Alors, la question de l’État israélien doit pouvoir être appréciée dans la dialectique de toute l’histoire culturelle, sociale et politique d’Israël, dans cette tension permanente entre le mouvement nationaliste, légaliste et juridique, d’une part, et le mouvement universaliste, prophétique, d’autre part.
   Si l’État israélien persiste dans la ligne nationa­liste, il est à craindre qu’il lui arrive ce qui, autre­fois, est arrivé au Royaume de Juda, puis aux di­ver­ses tentatives de reconstitution d’un État. Par contre, s’il parvient à transcender cette situation, et en parti­culier à surmonter son « complexe de vainqueur », dans la reconnaissance d’une « identité de destin » en­tre tous les peuples sémites du Moyen-Orient, dans cette « transcendance » à l’autre, qui est le « pauvre d’au­jourd'hui » ; si l’État israélien parvient à renoncer à son « pour soi » national et nationaliste en vue d’un « pour l’autre », signifié aujourd’hui par « les peuples du tiers-monde », dont les peuples arabe et palestinien font partie au même titre que ceux d’Afrique, d’Asie et d’Amérique latine ; si l’État d’Israël se reconnaît dans cette « solida­ri­té »-là, alors sans aucun doute, une chance est of­ferte, et il y a une « chance de paix pour Jéru­sa­lem » !

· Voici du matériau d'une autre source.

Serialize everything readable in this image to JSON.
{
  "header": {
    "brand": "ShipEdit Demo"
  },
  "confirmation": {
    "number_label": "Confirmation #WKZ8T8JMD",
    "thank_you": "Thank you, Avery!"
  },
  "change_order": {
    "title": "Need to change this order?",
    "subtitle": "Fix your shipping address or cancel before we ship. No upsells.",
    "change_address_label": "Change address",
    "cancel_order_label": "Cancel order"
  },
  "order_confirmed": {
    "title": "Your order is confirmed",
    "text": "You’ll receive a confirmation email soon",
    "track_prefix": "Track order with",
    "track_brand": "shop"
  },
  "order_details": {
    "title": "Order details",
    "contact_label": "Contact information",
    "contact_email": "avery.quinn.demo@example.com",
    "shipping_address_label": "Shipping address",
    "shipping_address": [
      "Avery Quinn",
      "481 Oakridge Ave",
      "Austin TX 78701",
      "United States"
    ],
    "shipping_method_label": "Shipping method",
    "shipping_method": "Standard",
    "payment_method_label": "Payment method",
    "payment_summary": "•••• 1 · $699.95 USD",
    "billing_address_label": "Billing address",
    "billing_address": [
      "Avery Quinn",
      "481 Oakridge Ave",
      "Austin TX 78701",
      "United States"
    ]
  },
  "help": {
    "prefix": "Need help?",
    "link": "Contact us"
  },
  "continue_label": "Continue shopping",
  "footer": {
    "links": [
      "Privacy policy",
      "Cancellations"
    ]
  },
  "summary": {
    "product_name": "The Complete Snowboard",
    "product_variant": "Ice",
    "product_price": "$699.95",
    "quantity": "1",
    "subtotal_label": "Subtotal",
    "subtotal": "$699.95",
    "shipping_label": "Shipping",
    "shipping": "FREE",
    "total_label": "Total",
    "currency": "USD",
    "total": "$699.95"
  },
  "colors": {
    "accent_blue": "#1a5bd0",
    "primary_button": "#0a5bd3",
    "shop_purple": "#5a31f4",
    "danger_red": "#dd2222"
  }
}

En ce sens, Jérusalem deviendra une « ville symbo­le », une « ville de paix », un terrain fécond de co­existence pacifique, et même un lieu de « pro­existence », défiant tous les antisémitismes : l’anti­sémitisme juif comme l’antisémitisme arabe. Pour y parvenir, il faudra renoncer à tout dogmatisme, à toute doctrine mystico politique, à tous les faux mes­sianismes des droits acquis par « élection divine ».

Si je devais conclure, je le ferais avec le verbe « comprendre », c’est-à-dire tenter de se dégager des « affinités » culturelles, socio-économiques, théo­logi­ques et religieuses. « Comprendre », afin de main­tenir ensemble l’« amitié des Juifs » et l’« ami­tié des Arabes ».

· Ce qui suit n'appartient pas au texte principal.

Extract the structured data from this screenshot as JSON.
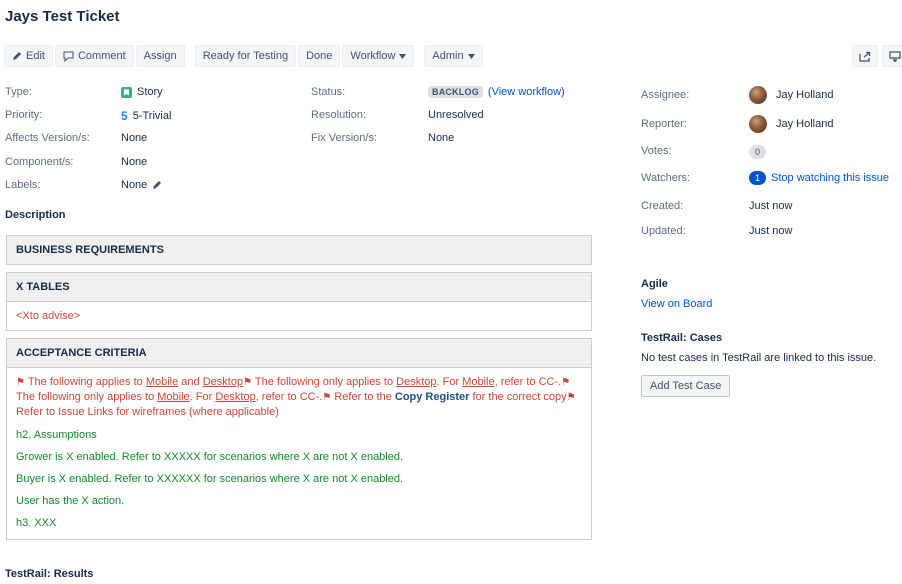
{
  "issue": {
    "title": "Jays Test Ticket"
  },
  "toolbar": {
    "edit": "Edit",
    "comment": "Comment",
    "assign": "Assign",
    "ready": "Ready for Testing",
    "done": "Done",
    "workflow": "Workflow",
    "admin": "Admin"
  },
  "details": {
    "type_label": "Type:",
    "type_value": "Story",
    "priority_label": "Priority:",
    "priority_value": "5-Trivial",
    "affects_label": "Affects Version/s:",
    "affects_value": "None",
    "components_label": "Component/s:",
    "components_value": "None",
    "labels_label": "Labels:",
    "labels_value": "None",
    "status_label": "Status:",
    "status_value": "BACKLOG",
    "view_workflow": "(View workflow)",
    "resolution_label": "Resolution:",
    "resolution_value": "Unresolved",
    "fix_label": "Fix Version/s:",
    "fix_value": "None"
  },
  "people": {
    "assignee_label": "Assignee:",
    "assignee_value": "Jay Holland",
    "reporter_label": "Reporter:",
    "reporter_value": "Jay Holland",
    "votes_label": "Votes:",
    "votes_value": "0",
    "watchers_label": "Watchers:",
    "watchers_value": "1",
    "stop_watching": "Stop watching this issue"
  },
  "dates": {
    "created_label": "Created:",
    "created_value": "Just now",
    "updated_label": "Updated:",
    "updated_value": "Just now"
  },
  "agile": {
    "title": "Agile",
    "link": "View on Board"
  },
  "testrail_cases": {
    "title": "TestRail: Cases",
    "text": "No test cases in TestRail are linked to this issue.",
    "button": "Add Test Case"
  },
  "description": {
    "title": "Description",
    "panels": {
      "business": "BUSINESS REQUIREMENTS",
      "xtables": "X TABLES",
      "xtables_body": "<Xto advise>",
      "acceptance": "ACCEPTANCE CRITERIA"
    },
    "acceptance": {
      "p1_a": " The following applies to ",
      "mobile": "Mobile",
      "and": " and ",
      "desktop": "Desktop",
      "p1_b": " The following only applies to ",
      "p1_c": ". For ",
      "p1_d": ", refer to CC-.",
      "p1_e": " The following only applies to ",
      "p1_f": ". For ",
      "p1_g": ", refer to CC-.",
      "p1_h": " Refer to the ",
      "copy_register": "Copy Register",
      "p1_i": " for the correct copy",
      "p1_j": " Refer to Issue Links for wireframes (where applicable)",
      "h2": "h2. Assumptions",
      "grower": "Grower is X enabled. Refer to XXXXX for scenarios where X are not X enabled.",
      "buyer": "Buyer is X enabled. Refer to XXXXXX for scenarios where X are not X enabled.",
      "user": "User has the X action.",
      "h3": "h3. XXX"
    }
  },
  "testrail_results": {
    "title": "TestRail: Results"
  },
  "colors": {
    "accent": "#0052cc",
    "story": "#36b37e",
    "red_text": "#d04437",
    "green_text": "#14892c"
  },
  "icons": [
    "pencil-icon",
    "comment-icon",
    "caret-down-icon",
    "share-icon",
    "export-icon",
    "story-icon",
    "priority-icon",
    "flag-icon"
  ]
}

Comprendre signifiera avoir du courage, le courage de la lucidité : le courage d’aller parfois à contre-courant des opinions établies, des passions, pas tou­jours désintéressées, assises sur des présupposés, des comportements acquis, des idéologies anciennes, parfois des intérêts. Alors, courage qui sera, en fin de compte, aujourd’hui, un « courage politique ».

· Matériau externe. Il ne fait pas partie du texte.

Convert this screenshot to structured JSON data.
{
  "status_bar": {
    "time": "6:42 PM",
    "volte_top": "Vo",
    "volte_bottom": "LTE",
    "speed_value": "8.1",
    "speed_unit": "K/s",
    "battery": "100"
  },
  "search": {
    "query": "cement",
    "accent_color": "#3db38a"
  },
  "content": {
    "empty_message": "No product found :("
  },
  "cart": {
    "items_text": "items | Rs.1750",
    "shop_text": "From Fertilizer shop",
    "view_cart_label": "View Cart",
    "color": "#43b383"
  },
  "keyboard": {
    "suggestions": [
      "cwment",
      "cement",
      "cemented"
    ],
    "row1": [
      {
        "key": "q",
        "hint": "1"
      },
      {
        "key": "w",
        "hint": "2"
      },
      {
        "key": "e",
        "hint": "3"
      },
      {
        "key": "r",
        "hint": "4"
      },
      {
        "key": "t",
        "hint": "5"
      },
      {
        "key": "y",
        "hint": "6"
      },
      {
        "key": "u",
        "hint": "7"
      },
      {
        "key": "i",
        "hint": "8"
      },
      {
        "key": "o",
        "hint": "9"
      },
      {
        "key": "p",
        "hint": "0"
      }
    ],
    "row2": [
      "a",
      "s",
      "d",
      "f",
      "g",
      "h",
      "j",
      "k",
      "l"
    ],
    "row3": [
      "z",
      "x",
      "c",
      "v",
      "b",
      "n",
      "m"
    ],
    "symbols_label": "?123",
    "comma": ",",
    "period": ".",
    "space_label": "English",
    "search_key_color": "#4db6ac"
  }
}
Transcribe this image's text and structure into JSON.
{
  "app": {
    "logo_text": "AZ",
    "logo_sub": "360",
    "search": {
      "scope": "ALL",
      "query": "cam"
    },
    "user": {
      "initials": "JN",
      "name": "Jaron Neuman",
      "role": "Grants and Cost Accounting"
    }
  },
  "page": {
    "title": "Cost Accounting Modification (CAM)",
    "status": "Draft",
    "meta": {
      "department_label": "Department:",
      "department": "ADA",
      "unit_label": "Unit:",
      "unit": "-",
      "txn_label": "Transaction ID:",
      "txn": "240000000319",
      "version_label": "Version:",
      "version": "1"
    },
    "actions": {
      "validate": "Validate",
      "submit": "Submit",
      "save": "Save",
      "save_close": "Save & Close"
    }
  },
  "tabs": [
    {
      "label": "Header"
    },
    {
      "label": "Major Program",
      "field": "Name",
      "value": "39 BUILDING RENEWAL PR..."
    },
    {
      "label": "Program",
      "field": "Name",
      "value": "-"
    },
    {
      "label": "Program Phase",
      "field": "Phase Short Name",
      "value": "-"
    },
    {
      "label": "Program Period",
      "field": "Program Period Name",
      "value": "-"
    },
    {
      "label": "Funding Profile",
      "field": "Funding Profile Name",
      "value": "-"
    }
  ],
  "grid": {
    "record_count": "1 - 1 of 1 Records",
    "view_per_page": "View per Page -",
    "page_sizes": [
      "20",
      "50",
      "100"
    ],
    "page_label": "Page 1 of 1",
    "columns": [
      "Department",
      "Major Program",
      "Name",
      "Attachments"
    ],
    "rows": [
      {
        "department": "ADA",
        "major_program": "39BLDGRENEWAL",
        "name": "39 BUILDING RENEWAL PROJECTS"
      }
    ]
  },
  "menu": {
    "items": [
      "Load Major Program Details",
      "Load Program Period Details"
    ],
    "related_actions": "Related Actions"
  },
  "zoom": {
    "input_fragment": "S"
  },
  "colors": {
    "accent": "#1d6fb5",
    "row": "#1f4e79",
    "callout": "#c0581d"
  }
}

Je terminerai par ces deux extraits du journal Le Monde. Le premier de Maxime Rodinson du 5 juin 1967 : « L’État sioniste a choisi de vivre en Pales­tine, c’est-à-dire au milieu du monde arabe. Le choix était dangereux. Les avertissements ne lui ont pas manqué, venant surtout de la part des juifs non sionistes, ni sionisants, qui furent très longtemps la grande majorité. Mais enfin ce groupe de juifs qui a projeté, puis réalisé cet État a maintenu ce choix. Celui-ci a maintenant eu le temps de déployer toutes ses conséquences. Il n’est plus temps de revenir là-dessus. Mais tout arbre se juge d’après ses fruits...
   Nous sommes en 1967. Il serait temps de re­cher­cher l’accord des Arabes à qui cette terre fut en­le­vée. Non pas d’Arabes mythiques, d’Arabes sou­hai­tés, d’Arabes tels qu’on les voudrait, convertis mira­cu­leusement aux thèses israéliennes par les exhor­tations des pro sionistes du monde, les leçons de pro­fesseurs de morale, la lecture de l’Ancien Tes­ta­ment ou des classiques du marxisme-léninisme. Mais des Arabes tels qu’ils sont, refusant d’accepter sans contrepartie une conquête réalisée à leur détriment. On peut déplorer qu’il en soit ainsi. Mais ce n’est là qu’une façon de perdre son temps. 
»

Et cet autre extrait de l'éditorialiste du Monde, du 17 février 1968 : « Au Moyen-Orient comme ail­leurs, la seule voix de la paix véritable est celle de la générosité et de la réconciliation. C’est seulement le jour où les Arabes sentiront que leurs voisins Israéliens sont décidés à les traiter en amis, et plus encore en égaux que s’arrêtera enfin, sur cette terre où fut prêché jadis l’évangile de l’amour, le dépri­mant engrenage de la violence ».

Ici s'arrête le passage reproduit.